For what it’s worth, López Bóo, Rossi and Urzúa eventually dropped the claim that they failed to replicate Ruffle and Shtudiner’s work.
The authors of this study tried to portray every profile with similar interests, but another neglected dimension is that the people don’t equally look like they’re all into the same hobbies, perhaps regardless of race, perhaps otherwise.
FWIW, I'm sure you're aware of the OKCupid data from before the Great Awokening showing that, indeed, white men and Asian women were most rated most attractive by most races, and Asian men and black women least. The exceptions were that black men were rated as most attractive by black women.

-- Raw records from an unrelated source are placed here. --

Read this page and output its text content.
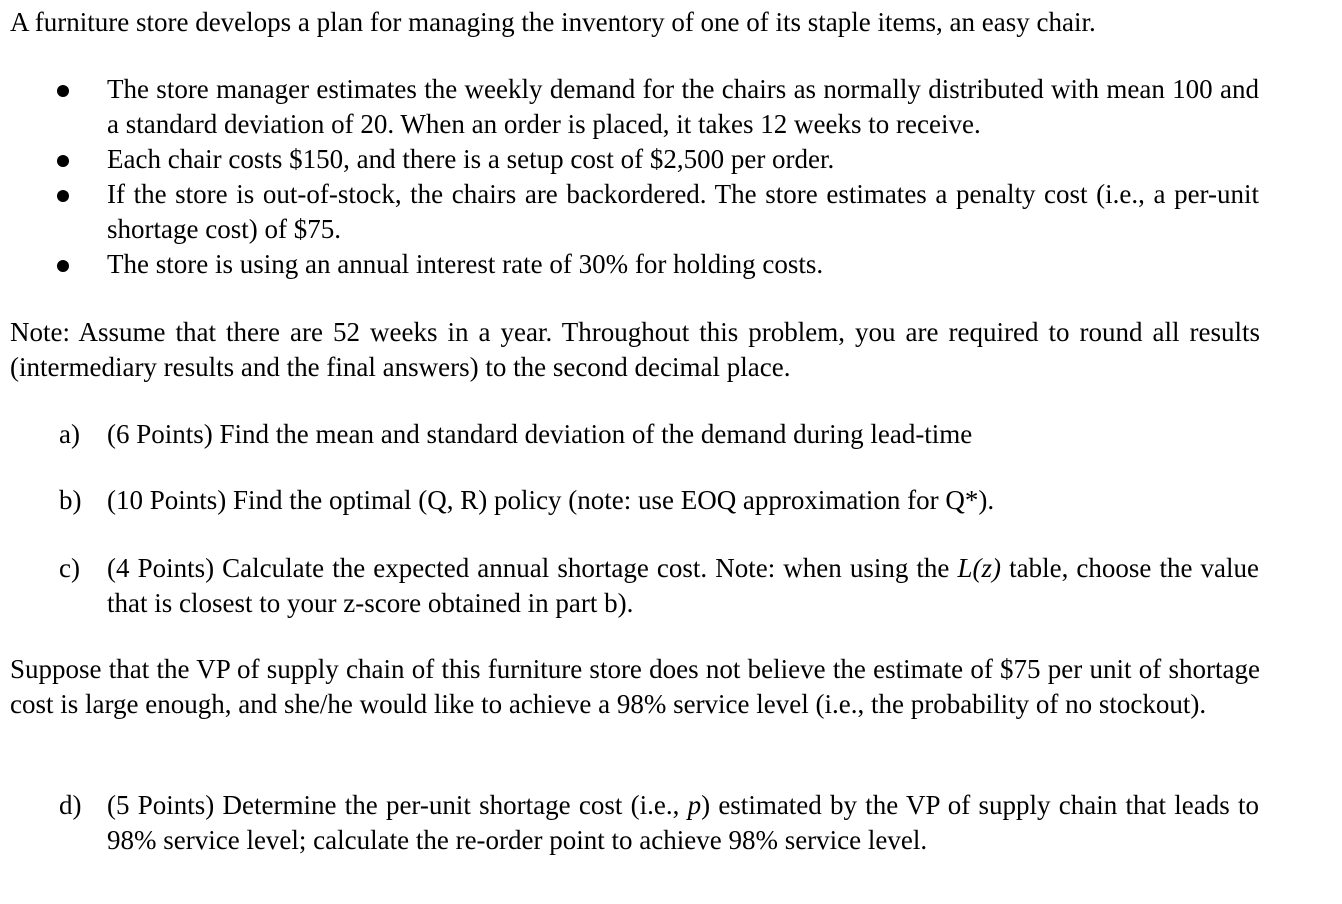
A furniture store develops a plan for managing the inventory of one of its staple items, an easy chair.

The store manager estimates the weekly demand for the chairs as normally distributed with mean 100 and a standard deviation of 20. When an order is placed, it takes 12 weeks to receive.
Each chair costs $150, and there is a setup cost of $2,500 per order.
If the store is out-of-stock, the chairs are backordered. The store estimates a penalty cost (i.e., a per-unit shortage cost) of $75.
The store is using an annual interest rate of 30% for holding costs.

Note: Assume that there are 52 weeks in a year. Throughout this problem, you are required to round all results (intermediary results and the final answers) to the second decimal place.

a) (6 Points) Find the mean and standard deviation of the demand during lead-time
b) (10 Points) Find the optimal (Q, R) policy (note: use EOQ approximation for Q*).
c) (4 Points) Calculate the expected annual shortage cost. Note: when using the L(z) table, choose the value that is closest to your z-score obtained in part b).

Suppose that the VP of supply chain of this furniture store does not believe the estimate of $75 per unit of shortage cost is large enough, and she/he would like to achieve a 98% service level (i.e., the probability of no stockout).

d) (5 Points) Determine the per-unit shortage cost (i.e., p) estimated by the VP of supply chain that leads to 98% service level; calculate the re-order point to achieve 98% service level.
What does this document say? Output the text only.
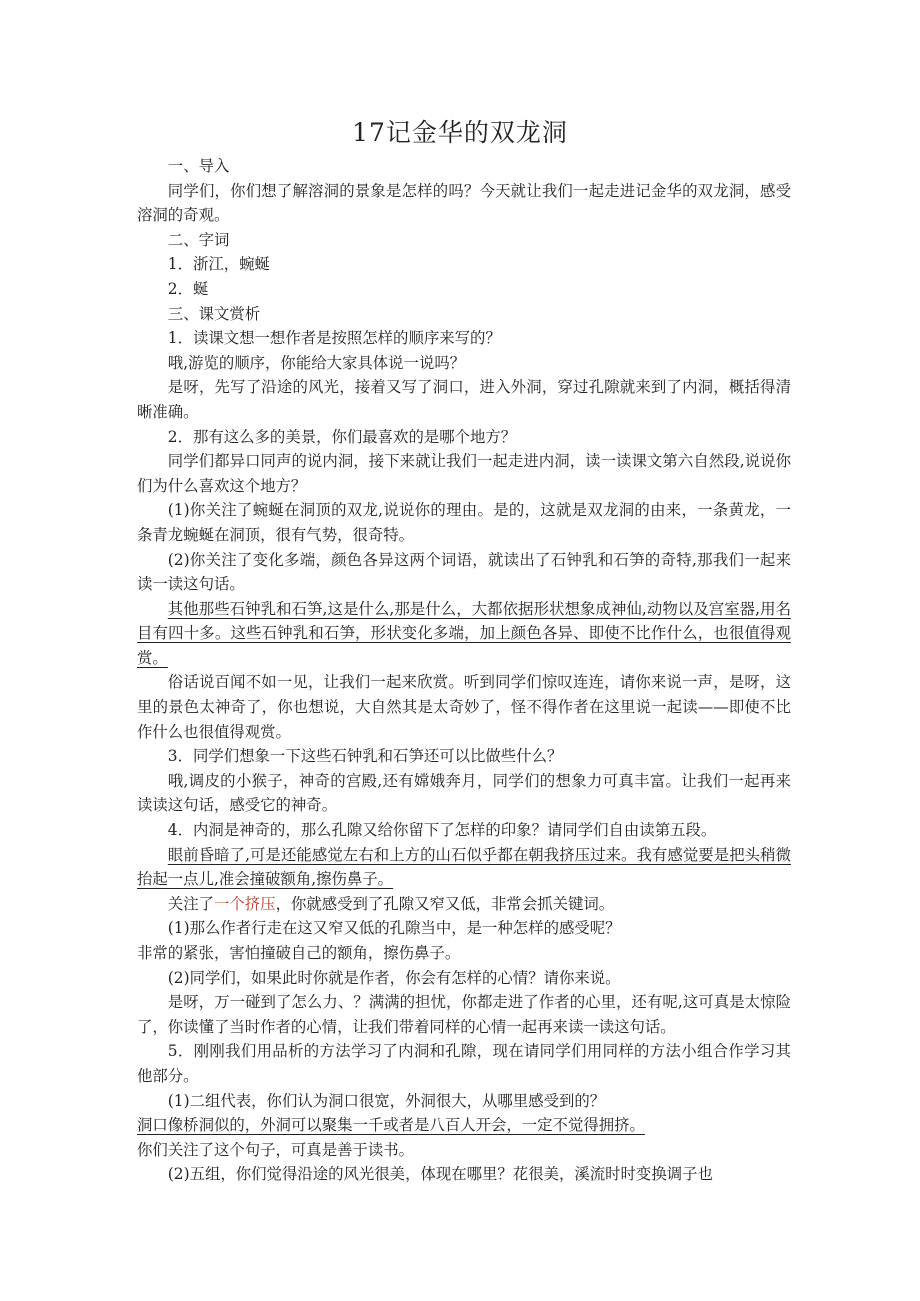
17记金华的双龙洞

一、导入

同学们，你们想了解溶洞的景象是怎样的吗？今天就让我们一起走进记金华的双龙洞，感受溶洞的奇观。

二、字词

1．浙江，蜿蜒

2．蜒

三、课文赏析

1．读课文想一想作者是按照怎样的顺序来写的？

哦,游览的顺序，你能给大家具体说一说吗？

是呀，先写了沿途的风光，接着又写了洞口，进入外洞，穿过孔隙就来到了内洞，概括得清晰准确。

2．那有这么多的美景，你们最喜欢的是哪个地方？

同学们都异口同声的说内洞，接下来就让我们一起走进内洞，读一读课文第六自然段,说说你们为什么喜欢这个地方？

(1)你关注了蜿蜒在洞顶的双龙,说说你的理由。是的，这就是双龙洞的由来，一条黄龙，一条青龙蜿蜒在洞顶，很有气势，很奇特。

(2)你关注了变化多端，颜色各异这两个词语，就读出了石钟乳和石笋的奇特,那我们一起来读一读这句话。

其他那些石钟乳和石笋,这是什么,那是什么，大都依据形状想象成神仙,动物以及宫室器,用名目有四十多。这些石钟乳和石笋，形状变化多端，加上颜色各异、即使不比作什么，也很值得观赏。

俗话说百闻不如一见，让我们一起来欣赏。听到同学们惊叹连连，请你来说一声，是呀，这里的景色太神奇了，你也想说，大自然其是太奇妙了，怪不得作者在这里说一起读——即使不比作什么也很值得观赏。

3．同学们想象一下这些石钟乳和石笋还可以比做些什么？

哦,调皮的小猴子，神奇的宫殿,还有嫦娥奔月，同学们的想象力可真丰富。让我们一起再来读读这句话，感受它的神奇。

4．内洞是神奇的，那么孔隙又给你留下了怎样的印象？请同学们自由读第五段。

眼前昏暗了,可是还能感觉左右和上方的山石似乎都在朝我挤压过来。我有感觉要是把头稍微抬起一点儿,准会撞破额角,擦伤鼻子。

关注了一个挤压，你就感受到了孔隙又窄又低，非常会抓关键词。

(1)那么作者行走在这又窄又低的孔隙当中，是一种怎样的感受呢？

非常的紧张，害怕撞破自己的额角，擦伤鼻子。

(2)同学们，如果此时你就是作者，你会有怎样的心情？请你来说。

是呀，万一碰到了怎么力、？满满的担忧，你都走进了作者的心里，还有呢,这可真是太惊险了，你读懂了当时作者的心情，让我们带着同样的心情一起再来读一读这句话。

5．刚刚我们用品析的方法学习了内洞和孔隙，现在请同学们用同样的方法小组合作学习其他部分。

(1)二组代表，你们认为洞口很宽，外洞很大，从哪里感受到的？

洞口像桥洞似的，外洞可以聚集一千或者是八百人开会，一定不觉得拥挤。

你们关注了这个句子，可真是善于读书。

(2)五组，你们觉得沿途的风光很美，体现在哪里？花很美，溪流时时变换调子也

The latest numbers I can find are from Quartz, in 2013, which find similar things:
https://qz.com/149342/the-uncomfortable-racial-preferences-revealed-by-online-dating
Exception seems to be that now black men are at the bottom of the heap (except again for in the eyes of black women), and there is a preference of Asian men for Latina women; I don't know what this means or why it occurs (though there may be some delicious fusion restaurants in our future).
Those photoshopped “unattractive” faces look like they have developmental abnormalities or recovered from facial reconstruction surgery after disfiguring injuries. Either of those possibilities has a much greater effect than just being “unattractive”.
I bet AI image generators would help here if used carefully. Could adjust the prompts to get just the right range of images.